Аскольд Якубовский - Страстная седмица
Таня тоже побывала здесь, но не подходила к парню. И самой было страшно и стыдно, и две крепкие женщины, обе соседки Виктора, так и ходили по бокам ее. Старуха сказала им то, что сочла возможным сказать, и попросила уберечь ее. Чтобы и здесь побывала, но не потряслась, чтобы потом увезли Татьяну домой. Ее, носившую в себе Герасимова, старуха берегла. Еще утром в этот день прощания она дала ей зеленую маленькую таблеточку, а потом добавила и вторую. Так что Таня была вполне спокойна, даже когда поймала взгляд этого нового появившегося Герасимова, художника, кажется. Такого маленького и сухонького человечка, остролицего, с неприятным пристальным взглядом. Наверное, ему все рассказали, он разглядывал ее исподтишка, недобро и непрерывно, пожалуй. И Таня, в установившемся теперь благодарном смирении, считала его, ненавидящего, даже правым.

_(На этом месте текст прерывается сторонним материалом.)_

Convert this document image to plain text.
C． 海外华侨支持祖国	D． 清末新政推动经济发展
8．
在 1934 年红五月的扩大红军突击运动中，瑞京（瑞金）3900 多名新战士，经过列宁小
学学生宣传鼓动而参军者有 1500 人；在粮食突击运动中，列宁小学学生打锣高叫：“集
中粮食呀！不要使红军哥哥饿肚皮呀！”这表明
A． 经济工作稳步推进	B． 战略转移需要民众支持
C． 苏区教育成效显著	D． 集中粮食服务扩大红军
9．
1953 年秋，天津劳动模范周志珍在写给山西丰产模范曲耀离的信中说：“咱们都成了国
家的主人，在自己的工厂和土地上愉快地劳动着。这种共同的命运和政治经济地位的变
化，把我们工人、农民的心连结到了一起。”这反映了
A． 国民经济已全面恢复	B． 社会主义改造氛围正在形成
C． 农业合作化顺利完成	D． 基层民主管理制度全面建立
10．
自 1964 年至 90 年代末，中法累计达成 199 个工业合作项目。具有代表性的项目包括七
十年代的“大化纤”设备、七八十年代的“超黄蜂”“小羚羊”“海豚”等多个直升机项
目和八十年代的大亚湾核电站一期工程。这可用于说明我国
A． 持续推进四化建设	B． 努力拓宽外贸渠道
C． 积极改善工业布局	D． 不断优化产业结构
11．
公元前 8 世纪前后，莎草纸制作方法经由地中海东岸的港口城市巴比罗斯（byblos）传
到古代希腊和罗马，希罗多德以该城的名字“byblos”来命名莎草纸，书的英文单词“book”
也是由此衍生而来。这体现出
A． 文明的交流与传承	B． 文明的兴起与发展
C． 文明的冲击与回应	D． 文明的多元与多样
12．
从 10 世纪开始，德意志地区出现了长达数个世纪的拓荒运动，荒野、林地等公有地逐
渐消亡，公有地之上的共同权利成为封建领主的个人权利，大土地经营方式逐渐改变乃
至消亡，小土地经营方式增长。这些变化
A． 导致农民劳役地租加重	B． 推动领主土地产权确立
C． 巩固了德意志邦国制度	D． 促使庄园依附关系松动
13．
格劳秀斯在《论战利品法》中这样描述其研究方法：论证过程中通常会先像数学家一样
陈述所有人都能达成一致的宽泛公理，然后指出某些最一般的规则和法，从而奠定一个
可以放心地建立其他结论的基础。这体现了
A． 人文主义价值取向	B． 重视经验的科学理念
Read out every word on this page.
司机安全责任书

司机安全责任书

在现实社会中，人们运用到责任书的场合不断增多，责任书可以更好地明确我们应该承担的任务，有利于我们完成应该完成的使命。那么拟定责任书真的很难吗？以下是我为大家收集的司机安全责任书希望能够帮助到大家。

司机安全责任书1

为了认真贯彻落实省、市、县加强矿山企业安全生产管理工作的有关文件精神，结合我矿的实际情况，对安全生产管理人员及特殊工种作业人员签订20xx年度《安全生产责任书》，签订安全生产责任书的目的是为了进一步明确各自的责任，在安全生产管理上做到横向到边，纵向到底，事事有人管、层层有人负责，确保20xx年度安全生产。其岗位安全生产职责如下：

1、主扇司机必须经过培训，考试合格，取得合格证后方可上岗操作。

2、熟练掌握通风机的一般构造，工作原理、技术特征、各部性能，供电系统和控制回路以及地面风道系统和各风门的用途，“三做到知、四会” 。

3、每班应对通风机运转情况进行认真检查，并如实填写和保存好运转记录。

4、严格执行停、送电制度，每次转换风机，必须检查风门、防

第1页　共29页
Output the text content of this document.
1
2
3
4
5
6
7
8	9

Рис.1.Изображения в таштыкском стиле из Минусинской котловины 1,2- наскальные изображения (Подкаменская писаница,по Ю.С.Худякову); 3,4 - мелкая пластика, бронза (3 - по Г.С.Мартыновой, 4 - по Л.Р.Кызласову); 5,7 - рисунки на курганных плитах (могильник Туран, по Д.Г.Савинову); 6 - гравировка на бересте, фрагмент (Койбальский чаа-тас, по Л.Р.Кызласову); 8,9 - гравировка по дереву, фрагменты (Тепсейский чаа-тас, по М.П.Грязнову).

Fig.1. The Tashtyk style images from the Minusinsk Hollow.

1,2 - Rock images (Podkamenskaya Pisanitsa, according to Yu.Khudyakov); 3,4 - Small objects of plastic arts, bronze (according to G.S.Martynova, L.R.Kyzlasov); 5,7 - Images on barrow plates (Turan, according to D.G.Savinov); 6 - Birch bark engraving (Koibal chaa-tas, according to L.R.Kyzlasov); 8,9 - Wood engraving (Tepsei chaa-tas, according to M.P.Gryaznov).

И все же ей было хорошо. Унесся парень в невидимое, унеслось и бесконечное беспокойство, что вошло в ее жизнь. Стало тише, обстоятельнее как-то, можно было подумать и как следует все пережить, хорошее и плохое. Но плохого было мало, зато хорошее проливалось на нее. Оставшись без матери, она привыкла жить одна, получила комнату, потом были мужчины, всего двое, и оба хотели жениться на ней, и обоим она отказала. А затем пришел к ней парень. Она его вспомнила сегодня, вставая утром. Она проснулась так, как просыпалась теперь, на широченном одре стариковском (ей еще не купили). Но вольно было спать. Она прикрыла глаза и снова их быстро открыла, чтобы снова увидеть теперь все знакомое и милое ей. Небольшая чистенькая комната, шторы недешевые, купленные для нее, макушки тополей, еще голые, качавшиеся за этими шторами (значит, день сегодня ветреный). И снова взгляд быстрый, почти вороватый: вся мебель в комнате новая, все блестит. Так хорошо, что вино или сигареты здесь были бы не у места, здесь ни курить, ни пить нельзя. Вино — так, ерунда, а вот без сигарет скучно. Но уже сколько лет прошло, как вот было такое, чтобы нельзя. (А взгляд Павла Герасимова, вспомнила-таки имя, говорит ей: «Ты дрянь, тебе нужно курево и вино»).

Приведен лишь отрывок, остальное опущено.